Americans have been hurt for 50 years … yes manufacturing going overseas was a huge change and many administrations didn’t do enough to help affected workers. Buuuuuut - placing tariffs on our allies that will likely lead to a recession makes no sense.
Devaluing the dollar and subsidizing production in the US makes far more sense.
America got richer and outgrew the phase where tons of factory jobs made sense. It seems pretty clear to me that well-paying manufacturing job in developed countries were the product of a particular moment in time where poorer countries couldn't do it yet. Now they can. It was never going to last.
I live in NJ and people often make a lot of noise every time there's a report of people moving out of NJ because of high taxes and high housing costs (yet NJ's overall population has increased).
To me, it makes sense: NJ is a place where you live to make a high salary (proximity to NYC and Philadelphia) and raise a family (very good public school systems as a result of those high taxes). When you no longer have a need for those circumstances, you move.
Likewise, the US is not a great place for certain types of manufacturing because the labor and raw material supply chain simply isn't there. Why not focus on the things that we are good at instead?
It was never going to last if the US allowed for very low cost imports from those countries. This is literally one of the largest points of tariffs - protecting domestic manufacturing. We could have had high tariffs the whole time and offshoring would have been much less pronounced.

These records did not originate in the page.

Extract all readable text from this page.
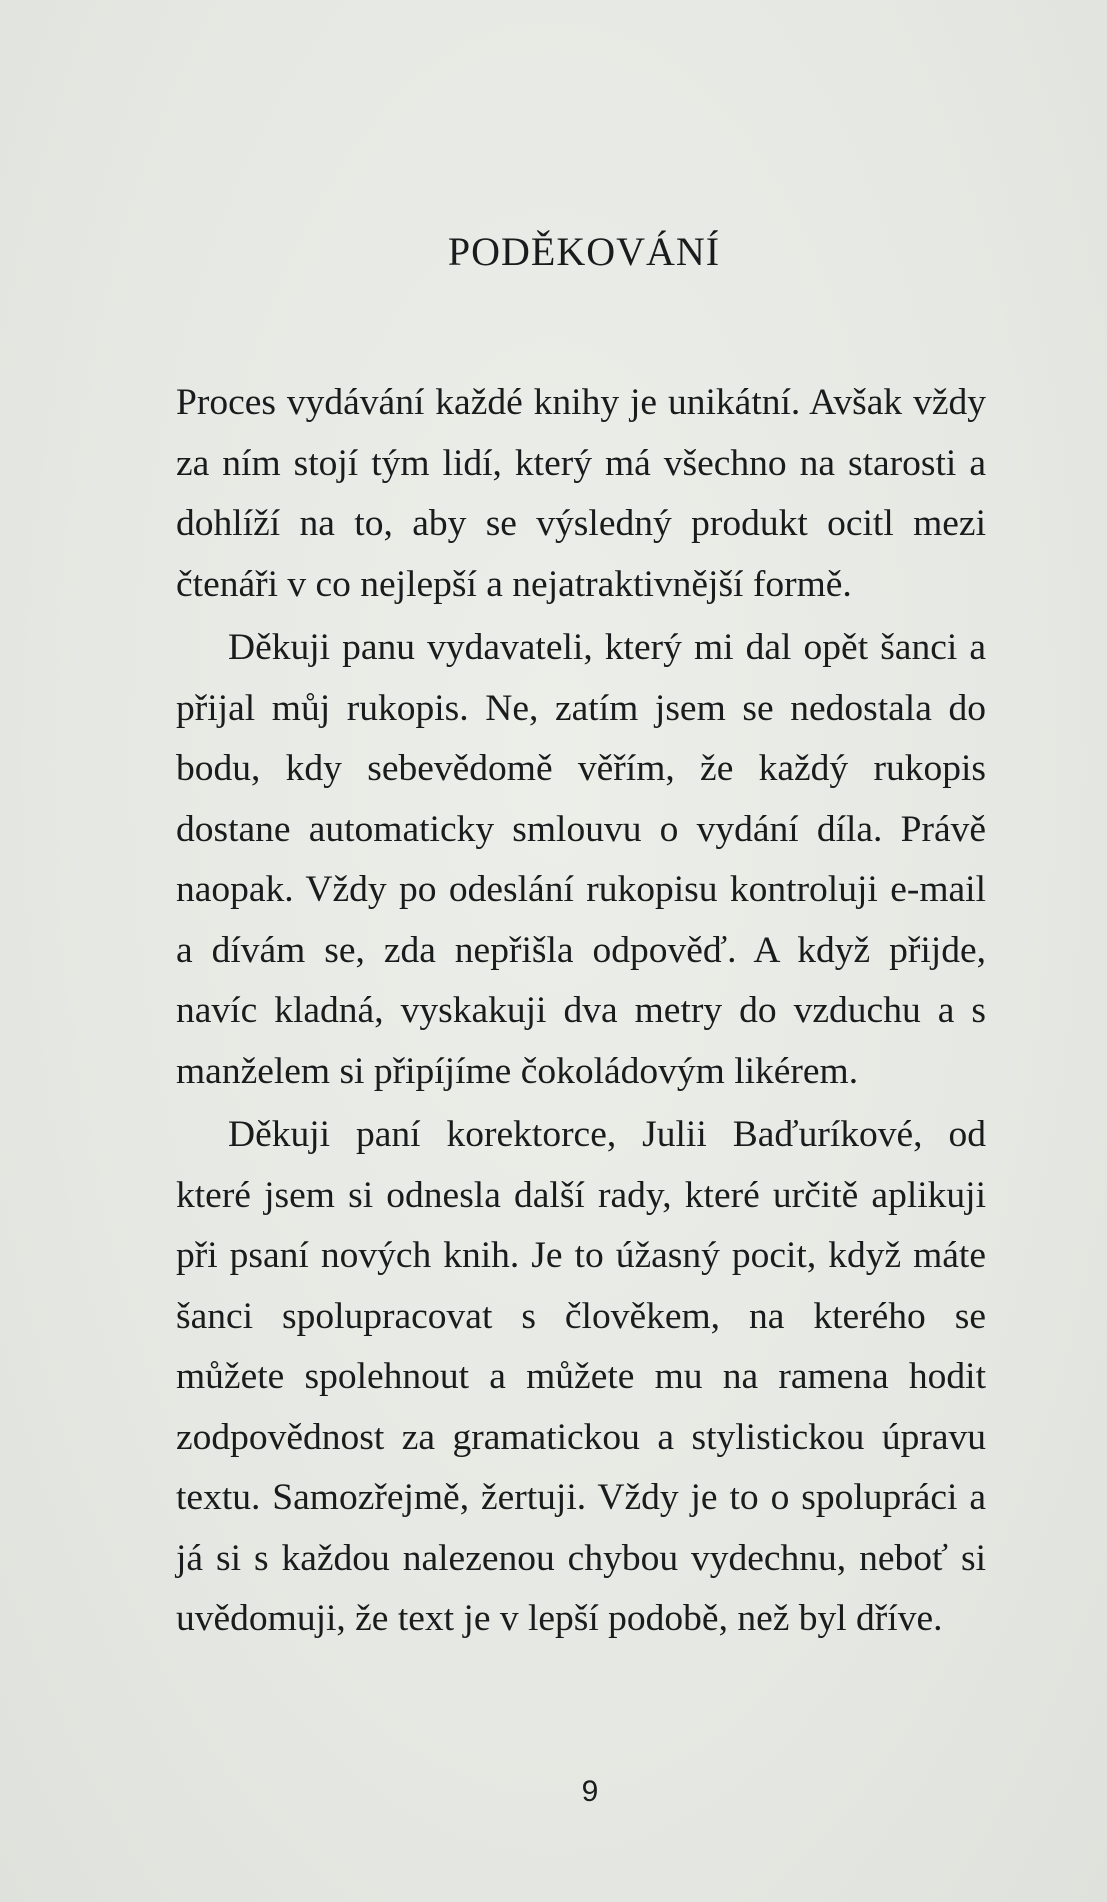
PODĚKOVÁNÍ

Proces vydávání každé knihy je unikátní. Avšak vždy za ním stojí tým lidí, který má všechno na starosti a dohlíží na to, aby se výsledný produkt ocitl mezi čtenáři v co nejlepší a nejatraktivnější formě.

Děkuji panu vydavateli, který mi dal opět šanci a přijal můj rukopis. Ne, zatím jsem se nedostala do bodu, kdy sebevědomě věřím, že každý rukopis dostane automaticky smlouvu o vydání díla. Právě naopak. Vždy po odeslání rukopisu kontroluji e-mail a dívám se, zda nepřišla odpověď. A když přijde, navíc kladná, vyskakuji dva metry do vzduchu a s manželem si připíjíme čokoládovým likérem.

Děkuji paní korektorce, Julii Baďuríkové, od které jsem si odnesla další rady, které určitě aplikuji při psaní nových knih. Je to úžasný pocit, když máte šanci spolupracovat s člověkem, na kterého se můžete spolehnout a můžete mu na ramena hodit zodpovědnost za gramatickou a stylistickou úpravu textu. Samozřejmě, žertuji. Vždy je to o spolupráci a já si s každou nalezenou chybou vydechnu, neboť si uvědomuji, že text je v lepší podobě, než byl dříve.

9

I'm not saying that would have been a net positive, but to say it would never last is only true under certain circumstances.
You were still going to lose export markets as international competition grew, and you were still going to shift to higher value-added service jobs as the economy developed.
Can you please explain a bit more about this 'hurt'?
My understanding is that a significant majority of sources of US 'hurt' are internal and there has been ample opportunity to vote at least some of it away, but the votes keep going in the direction of making it worse.
The worst thing about it is that the situation has essentially been perpetrated on the citizens of the US by those with power and influence for the simple human weakness of greed. Unfortunately they've got the power and resources to effectively do large scale "convincing".
The error is assuming that Americans are homogenous. Wealthy ones benefited tremendously by reducing their production costs while the less fortunate were put into international labour productivity competition.
And yet, we have a system where the less fortunate could, simply by choosing to, make the government use some of the wealthy people’s money to make things better for themselves. This has been done in the past in the US, during the years that many consider America’s best. In other countries, the poor don’t have this option.
But, they choose not to. To some this choice is noble, to others it’s foolish. Either way, what can you do?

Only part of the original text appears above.